Carlos Jiménez, conferencista y consultor en tendencias del mercado y marketing

 

Durante el primer año de la pandemia (sí, ya estamos en el segundo año) estuve revisando diversos estudios de mercado realizados a nivel global y las mediciones realizadas por Tendencias Digitales en América Latina para entender cómo el Covid-19 afectó la vida de la gente, más allá de lo obvio: la salud.

Según Tendencias Digitales en Latinoamérica, dos tercios de una muestra superior a las 30.000 personas declaró experimentar una caída de sus ingresos. Sí, ¡mucho más de la mitad de la población!. Obviamente, una caída tan marcada en el poder de compra de los latinoamericanos los obligó a adaptar sus hábitos de compra y consumo, adicional al cambio de hábitos producto del confinamiento y la cuarentena.
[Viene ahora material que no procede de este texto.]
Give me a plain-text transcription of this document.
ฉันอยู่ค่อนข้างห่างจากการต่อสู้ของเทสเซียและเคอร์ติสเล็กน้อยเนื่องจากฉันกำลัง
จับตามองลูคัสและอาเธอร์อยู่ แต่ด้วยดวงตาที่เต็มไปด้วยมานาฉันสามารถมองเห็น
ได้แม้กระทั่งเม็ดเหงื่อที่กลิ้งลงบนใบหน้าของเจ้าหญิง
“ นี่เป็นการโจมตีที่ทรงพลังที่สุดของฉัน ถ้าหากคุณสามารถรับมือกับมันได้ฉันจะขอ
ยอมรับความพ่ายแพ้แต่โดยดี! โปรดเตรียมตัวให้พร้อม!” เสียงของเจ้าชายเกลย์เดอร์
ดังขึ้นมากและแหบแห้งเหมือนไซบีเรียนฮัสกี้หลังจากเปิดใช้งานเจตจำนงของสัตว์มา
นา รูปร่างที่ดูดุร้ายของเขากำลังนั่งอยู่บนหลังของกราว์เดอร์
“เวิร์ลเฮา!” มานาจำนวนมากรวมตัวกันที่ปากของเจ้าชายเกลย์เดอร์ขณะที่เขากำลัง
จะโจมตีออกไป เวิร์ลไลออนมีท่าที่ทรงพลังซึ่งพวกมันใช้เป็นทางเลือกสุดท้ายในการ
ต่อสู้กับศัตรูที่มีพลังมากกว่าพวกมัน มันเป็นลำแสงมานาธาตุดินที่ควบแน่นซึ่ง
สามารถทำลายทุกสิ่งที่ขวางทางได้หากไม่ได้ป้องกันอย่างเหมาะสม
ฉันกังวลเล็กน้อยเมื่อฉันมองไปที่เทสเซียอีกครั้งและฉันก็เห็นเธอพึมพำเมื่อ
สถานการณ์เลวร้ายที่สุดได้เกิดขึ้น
Ya he compartido sobre este tema en esta plataforma, describiendo cómo los compradores manifiestan su inclinación por los precios bajos y los descuentos, algunas veces en detrimento de su preferencia de marca. También observamos como algunos empezaron a comparar precios entre diferentes establecimientos y adquiriendo menores cantidades de productos. Muchos de estos comportamientos son comunes en economías en recesión. Ya lo hemos visto antes y no nos sorprende.